An operator has already enabled the connector on your Kloudfuse cluster by following Enable on the Cluster. If you haven’t done that step, codex mcp login (or the first tool call from the app) will fail discovery.

Install the Connector

Pick whichever entry point you use. All three result in the same ~/.codex/config.toml entry.

  1. Open the Codex desktop app.

  2. Click Settings and select MCP servers from the left sidebar.

  3. Click Add (or the equivalent "New server" button) to open the Connect to a custom MCP form:

    Codex app — Connect to a custom MCP form
  4. Fill in the fields:

    Field Value

    Name

    Any friendly identifier, e.g. kfuse or Kfuse-Codex-MCP. This is the server handle you will pass to codex mcp login <name> in the next step, so remember what you typed here.

    Transport

    Select Streamable HTTP

    URL

    https://<KLOUDFUSE_URL>/mcp

    Bearer token env var

    Leave empty — Kloudfuse uses OAuth, not a static bearer token

    Headers

    Leave empty

    Headers from environment variables

    Leave empty

  5. Click Save.

  6. Authenticate.

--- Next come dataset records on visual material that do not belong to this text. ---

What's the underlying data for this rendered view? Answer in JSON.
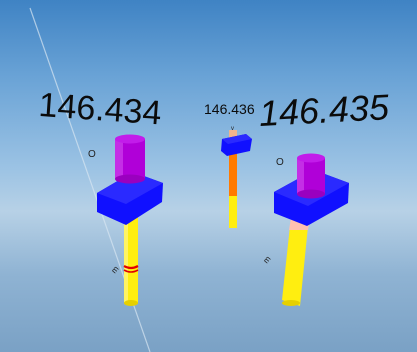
{
  "readouts": {
    "left": "146.434",
    "center": "146.436",
    "right": "146.435"
  },
  "markers": {
    "left_o": "O",
    "right_o": "O",
    "center_v": "v",
    "left_pin": "m",
    "right_pin": "m"
  },
  "colors": {
    "cap": "#b000d8",
    "block": "#1010ff",
    "shaft_yellow": "#ffee10",
    "shaft_orange": "#ff7a00",
    "shaft_tan": "#e6a07a",
    "ring_red": "#e00000"
  }
}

Codex prompts for SSO on the first tool call, or you can trigger it immediately from a terminal — replace <name> with whatever you typed in the Name field above:

    codex mcp login <name>
    bash
STDIO is for local-process MCP servers. Kloudfuse runs remotely, so always pick Streamable HTTP.

Verify

Start Codex and run /mcp in the TUI. The Kloudfuse server should appear with Auth: OAuth and the full tool list:

Codex /mcp showing kfuse with Auth: OAuth

Manage the Connector In-App

Codex exposes several commands to manage the connector once configured. Replace <name> with the identifier you chose when adding the server (for example kfuse):

  • codex mcp list — show every configured MCP server and its status.

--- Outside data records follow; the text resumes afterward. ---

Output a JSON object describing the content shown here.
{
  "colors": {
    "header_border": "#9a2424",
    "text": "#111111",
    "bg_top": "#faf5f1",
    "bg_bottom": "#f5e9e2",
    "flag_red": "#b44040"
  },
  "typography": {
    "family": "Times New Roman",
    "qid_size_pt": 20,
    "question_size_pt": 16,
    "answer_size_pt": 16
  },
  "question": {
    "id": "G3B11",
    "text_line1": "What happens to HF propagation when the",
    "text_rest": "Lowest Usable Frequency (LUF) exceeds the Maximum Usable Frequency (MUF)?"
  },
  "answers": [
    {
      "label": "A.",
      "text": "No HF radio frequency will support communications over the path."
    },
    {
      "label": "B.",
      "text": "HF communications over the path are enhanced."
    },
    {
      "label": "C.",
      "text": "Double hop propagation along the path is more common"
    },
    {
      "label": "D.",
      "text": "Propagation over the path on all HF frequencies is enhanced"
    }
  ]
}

  • codex mcp get <name> — print the stored config for this entry.

  • codex mcp login <name> — re-run the SSO flow (use this if the token expires or you switch identities).

  • codex mcp remove <name> — delete the server entry and cached tokens.

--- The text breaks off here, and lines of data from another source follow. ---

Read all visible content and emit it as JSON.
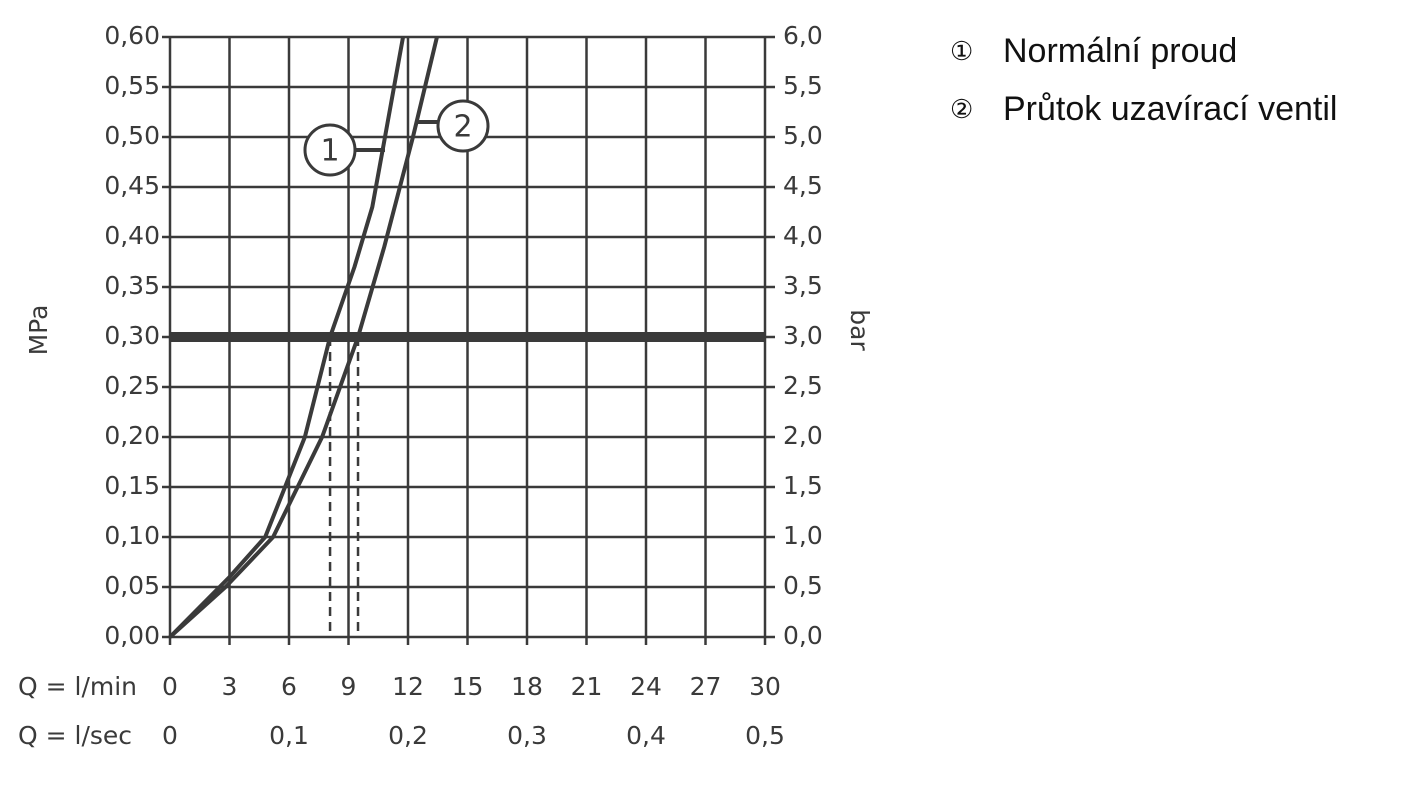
{
  "chart_data": {
    "type": "line",
    "xlabel": "Q = l/min",
    "x2label": "Q = l/sec",
    "ylabel": "MPa",
    "y2label": "bar",
    "xlim": [
      0,
      30
    ],
    "xticks": [
      0,
      3,
      6,
      9,
      12,
      15,
      18,
      21,
      24,
      27,
      30
    ],
    "x2lim": [
      0,
      0.5
    ],
    "x2ticks": [
      0,
      {
        "value": 0.1,
        "label": "0,1"
      },
      {
        "value": 0.2,
        "label": "0,2"
      },
      {
        "value": 0.3,
        "label": "0,3"
      },
      {
        "value": 0.4,
        "label": "0,4"
      },
      {
        "value": 0.5,
        "label": "0,5"
      }
    ],
    "ylim": [
      0,
      0.6
    ],
    "yticks": [
      {
        "value": 0,
        "label": "0,00"
      },
      {
        "value": 0.05,
        "label": "0,05"
      },
      {
        "value": 0.1,
        "label": "0,10"
      },
      {
        "value": 0.15,
        "label": "0,15"
      },
      {
        "value": 0.2,
        "label": "0,20"
      },
      {
        "value": 0.25,
        "label": "0,25"
      },
      {
        "value": 0.3,
        "label": "0,30"
      },
      {
        "value": 0.35,
        "label": "0,35"
      },
      {
        "value": 0.4,
        "label": "0,40"
      },
      {
        "value": 0.45,
        "label": "0,45"
      },
      {
        "value": 0.5,
        "label": "0,50"
      },
      {
        "value": 0.55,
        "label": "0,55"
      },
      {
        "value": 0.6,
        "label": "0,60"
      }
    ],
    "y2lim": [
      0,
      6
    ],
    "y2ticks": [
      {
        "value": 0,
        "label": "0,0"
      },
      {
        "value": 0.5,
        "label": "0,5"
      },
      {
        "value": 1,
        "label": "1,0"
      },
      {
        "value": 1.5,
        "label": "1,5"
      },
      {
        "value": 2,
        "label": "2,0"
      },
      {
        "value": 2.5,
        "label": "2,5"
      },
      {
        "value": 3,
        "label": "3,0"
      },
      {
        "value": 3.5,
        "label": "3,5"
      },
      {
        "value": 4,
        "label": "4,0"
      },
      {
        "value": 4.5,
        "label": "4,5"
      },
      {
        "value": 5,
        "label": "5,0"
      },
      {
        "value": 5.5,
        "label": "5,5"
      },
      {
        "value": 6,
        "label": "6,0"
      }
    ],
    "reference_line": 0.3,
    "grid": true,
    "color": "#3a3a3a",
    "series": [
      {
        "name": "Normální proud",
        "symbol": "①",
        "callout": "1",
        "color": "#3a3a3a",
        "x": [
          0,
          3,
          4.8,
          6.8,
          8.07,
          9.3,
          10.2,
          10.84,
          11.75
        ],
        "values": [
          0,
          0.06,
          0.1,
          0.2,
          0.3,
          0.37,
          0.43,
          0.5,
          0.6
        ]
      },
      {
        "name": "Průtok uzavírací ventil",
        "symbol": "②",
        "callout": "2",
        "color": "#3a3a3a",
        "x": [
          0,
          2.8,
          5.2,
          7.67,
          9.48,
          10.8,
          12.25,
          13.46
        ],
        "values": [
          0,
          0.05,
          0.1,
          0.2,
          0.3,
          0.39,
          0.5,
          0.6
        ]
      }
    ]
  }
}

You can also restrict which Kloudfuse tools Codex is allowed to call by editing ~/.codex/config.toml:

[mcp_servers.kfuse]
url = "https://<KLOUDFUSE_URL>/mcp"
enabled_tools = ["logs_search", "prometheus_query"]   # allow list
# disabled_tools = ["delete_all_entities"]            # deny list, applied after enabled_tools
toml
Tool allow/deny lists take effect on the next codex launch.